Sola Fitness Rochester Hills Small Group

There were 20 participants, 7 of whom were attending for the first time! We went around the room to introduce ourselves and shared our stories as well as cooking and other practical tips for transitioning to a whole food plant-based lifestyle. For example, one member shared her journey of reversing many of the illnesses that had almost ended her life a few years ago and regaining her health and new found energy through plant-based nutrition. One member shared her routine of prepping large amounts of food over the weekend. As always, there was plenty of yummy plant-based food! We have seasoned regulars who have been attending for the last two years, and we have new attendees. Anyone who is interested in plant-based nutrition is welcome!     


Detroit Small Group

So proud of our wonderful host Lisa A. Smith and our wonderful small group members who attended. We choose Health!

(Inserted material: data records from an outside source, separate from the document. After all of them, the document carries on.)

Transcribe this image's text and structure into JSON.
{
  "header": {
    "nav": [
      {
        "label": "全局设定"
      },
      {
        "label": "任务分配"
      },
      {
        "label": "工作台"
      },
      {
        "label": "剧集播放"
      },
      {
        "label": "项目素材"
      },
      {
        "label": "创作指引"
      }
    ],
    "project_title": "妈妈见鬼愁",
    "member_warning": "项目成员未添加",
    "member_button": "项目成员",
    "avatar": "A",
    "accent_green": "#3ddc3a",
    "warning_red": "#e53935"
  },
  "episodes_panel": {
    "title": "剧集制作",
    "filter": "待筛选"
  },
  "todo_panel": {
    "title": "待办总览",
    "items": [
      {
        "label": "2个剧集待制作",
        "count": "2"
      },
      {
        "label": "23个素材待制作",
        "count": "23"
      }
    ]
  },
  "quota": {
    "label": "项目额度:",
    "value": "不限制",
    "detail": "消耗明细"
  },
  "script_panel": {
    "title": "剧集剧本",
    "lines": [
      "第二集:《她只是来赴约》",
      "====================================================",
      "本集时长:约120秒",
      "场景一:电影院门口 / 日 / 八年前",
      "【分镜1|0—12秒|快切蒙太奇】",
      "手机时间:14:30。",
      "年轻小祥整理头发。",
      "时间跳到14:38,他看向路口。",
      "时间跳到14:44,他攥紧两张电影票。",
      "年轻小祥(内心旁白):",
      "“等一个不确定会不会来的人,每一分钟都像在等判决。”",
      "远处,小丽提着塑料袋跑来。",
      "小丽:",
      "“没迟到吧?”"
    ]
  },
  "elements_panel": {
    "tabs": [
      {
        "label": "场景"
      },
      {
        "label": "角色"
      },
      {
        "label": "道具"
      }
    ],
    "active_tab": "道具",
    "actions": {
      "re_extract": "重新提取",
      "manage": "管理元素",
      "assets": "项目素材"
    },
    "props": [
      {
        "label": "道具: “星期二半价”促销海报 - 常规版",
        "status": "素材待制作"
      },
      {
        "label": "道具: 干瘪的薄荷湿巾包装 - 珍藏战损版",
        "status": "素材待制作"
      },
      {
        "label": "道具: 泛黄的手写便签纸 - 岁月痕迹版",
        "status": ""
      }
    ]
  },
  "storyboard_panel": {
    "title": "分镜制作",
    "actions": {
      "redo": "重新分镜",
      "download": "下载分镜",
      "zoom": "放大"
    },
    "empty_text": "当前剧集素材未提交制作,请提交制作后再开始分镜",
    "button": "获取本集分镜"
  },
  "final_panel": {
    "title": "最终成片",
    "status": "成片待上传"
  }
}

Sola Fitness Rochester Hill Small Group

We had a community Buddha bowl, and many of our regular and new members brought dishes to share: brown rice, lentil loaf, grilled carrots and onions, roasted sweet potatoes, garbanzo beans (with different flavors), grilled tofu, steamed vegetables (zucchini, collard greens, and broccoli), mango chutney, bitter melon salad, wakame seaweed, raw veggies and hummus, fruit, and cookies! It was a feast! The members liked the idea of community Buddha bowl and suggested that we continue every month. The host Kelly had created a quiz on nutrition-related topics and went over each question as members asked questions and discussed the topic further.  We had a great time with great food!   

The Sola group is growing, and we always have room for new members!